L’agriculture biologique vietnamienne ne s’est contentée pendant longtemps que de répondre aux opportunités ponctuelles à l’exportation. A l’heure de la conscientisation des enjeux environnementaux et alimentaires, le développement économique du Vietnam pourrait offrir une perspective d’élargissement de la production et du marché bio intérieur, dynamique que le gouvernement semble soutenir, avec à ce jour des résultats contrastés.

I. Une production encore limitée, impulsée par les entreprises privées et les acteurs internationaux…

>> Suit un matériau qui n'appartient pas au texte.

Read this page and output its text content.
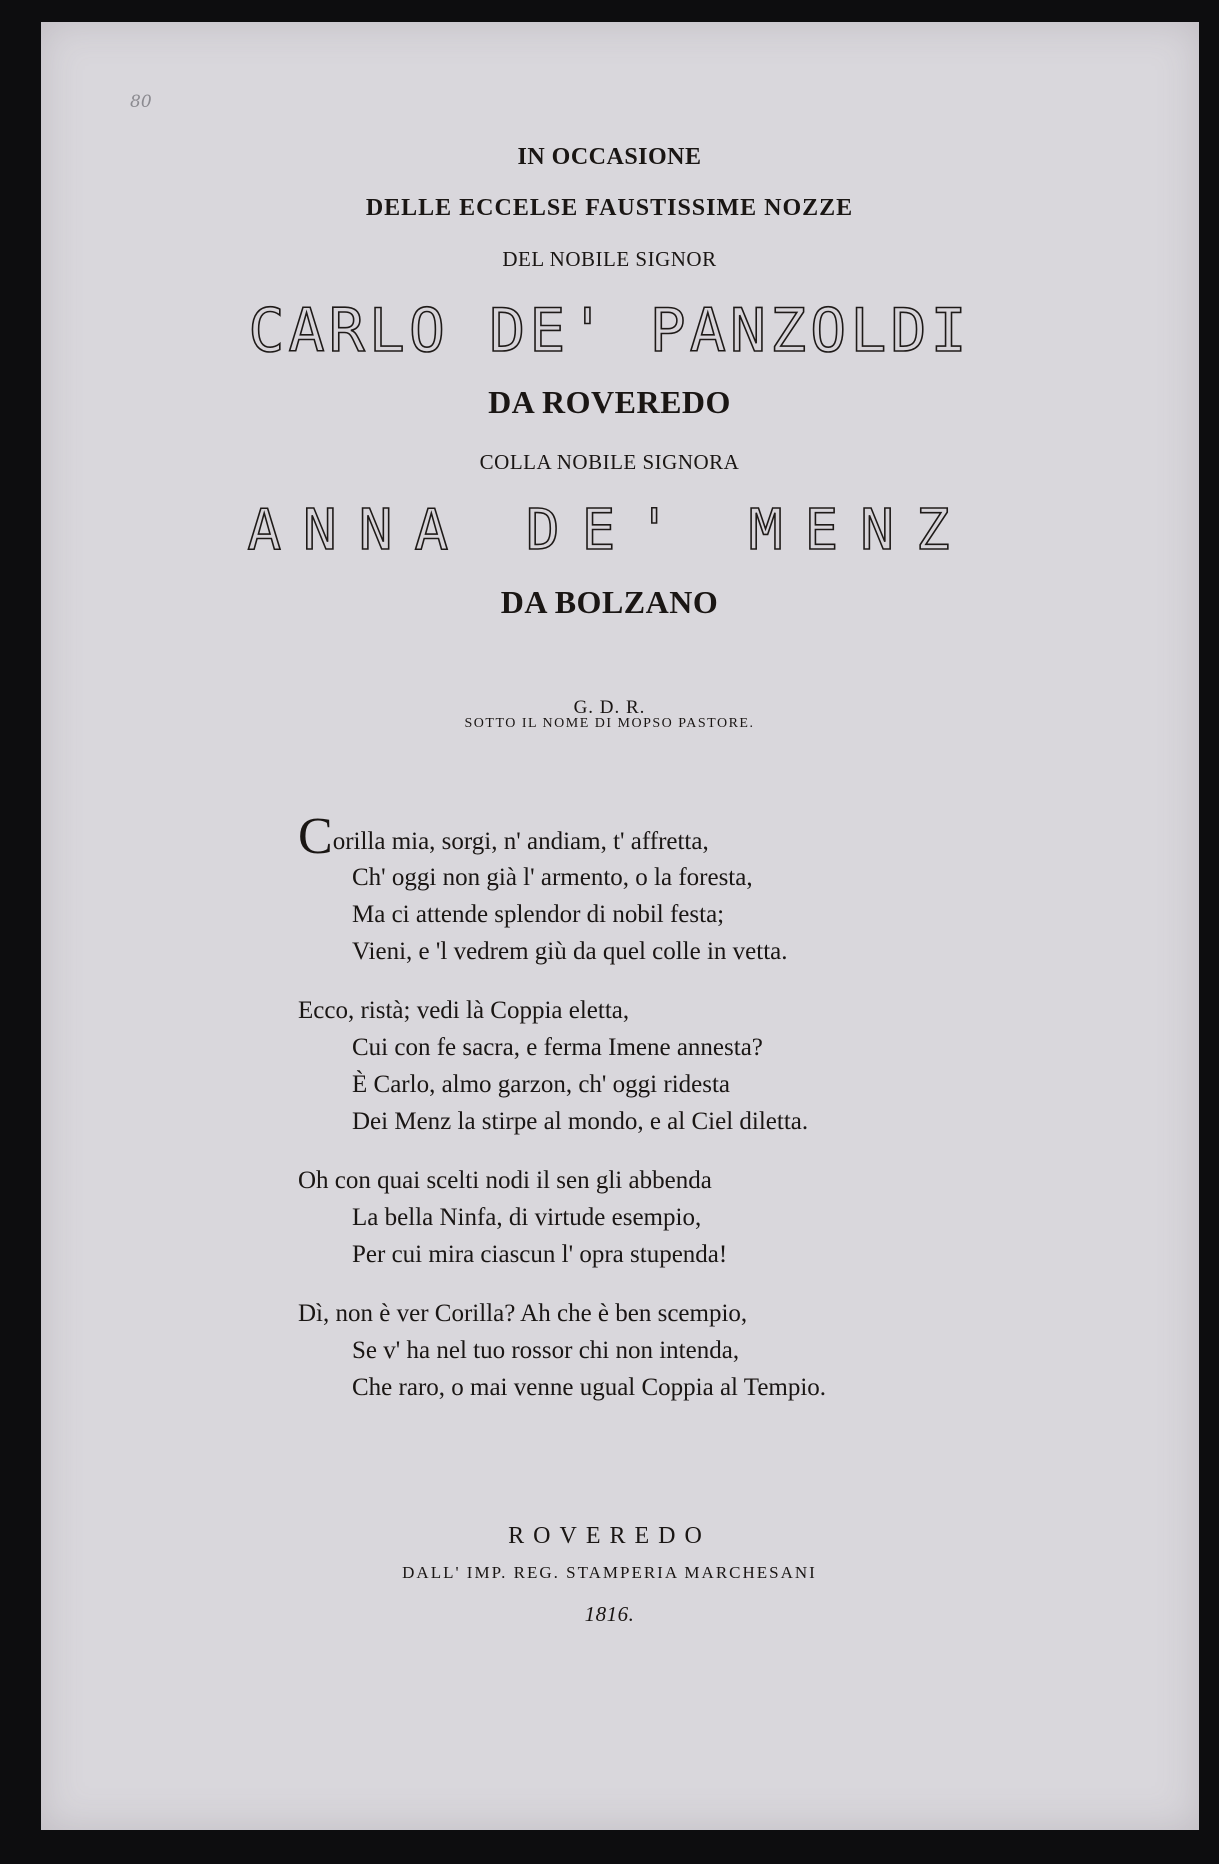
80
IN OCCASIONE
DELLE ECCELSE FAUSTISSIME NOZZE
DEL NOBILE SIGNOR
CARLO DE' PANZOLDI
DA ROVEREDO
COLLA NOBILE SIGNORA
ANNA DE' MENZ
DA BOLZANO
G. D. R.
SOTTO IL NOME DI MOPSO PASTORE.
Corilla mia, sorgi, n' andiam, t' affretta,
Ch' oggi non già l' armento, o la foresta,
Ma ci attende splendor di nobil festa;
Vieni, e 'l vedrem giù da quel colle in vetta.
Ecco, ristà; vedi là Coppia eletta,
Cui con fe sacra, e ferma Imene annesta?
È Carlo, almo garzon, ch' oggi ridesta
Dei Menz la stirpe al mondo, e al Ciel diletta.
Oh con quai scelti nodi il sen gli abbenda
La bella Ninfa, di virtude esempio,
Per cui mira ciascun l' opra stupenda!
Dì, non è ver Corilla? Ah che è ben scempio,
Se v' ha nel tuo rossor chi non intenda,
Che raro, o mai venne ugual Coppia al Tempio.
ROVEREDO
DALL' IMP. REG. STAMPERIA MARCHESANI
1816.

La production biologique est encore émergente au Vietnam : Apparue à la fin des années 90, encore confidentielle jusqu’à la fin des années 2000, la reconnaissance de la filière est entérinée avec le premier congrès sur l’Agriculture Biologique (AB) en 2012. En 2023, en absence de suivi de données fiable, on estime[i] que la surface en bio représente entre 0,6% et 1,4% de la Surface Agriculture Utile (SAU)[ii]. Le Département de la qualité, de la transformation et du développement de marché (NAFIQAD) du Ministère chargé de l’Agriculture annonce dans son dernier rapport 2024 que 260 725 ha seraient en cours de conversion vers l’AB, ce qui représenterait aussi 4 864 tonnes de produits d’élevage et 23 millions de tonnes d’œufs. En 2021, le secteur impliquait 17 174 producteurs et 555 transformateurs parmi lesquels 98% de petits exploitants, 1,5% de coopératives et 0,5% d’entreprises.[iii] La production biologique se concentre dans les montagnes du nord (47%), dans la région du Mékong (31%) et dans la région du delta du fleuve Rouge (20%). Les principales productions sont le riz, crevettes, fruits, légumes, épices, qui connaissent du succès à l’export.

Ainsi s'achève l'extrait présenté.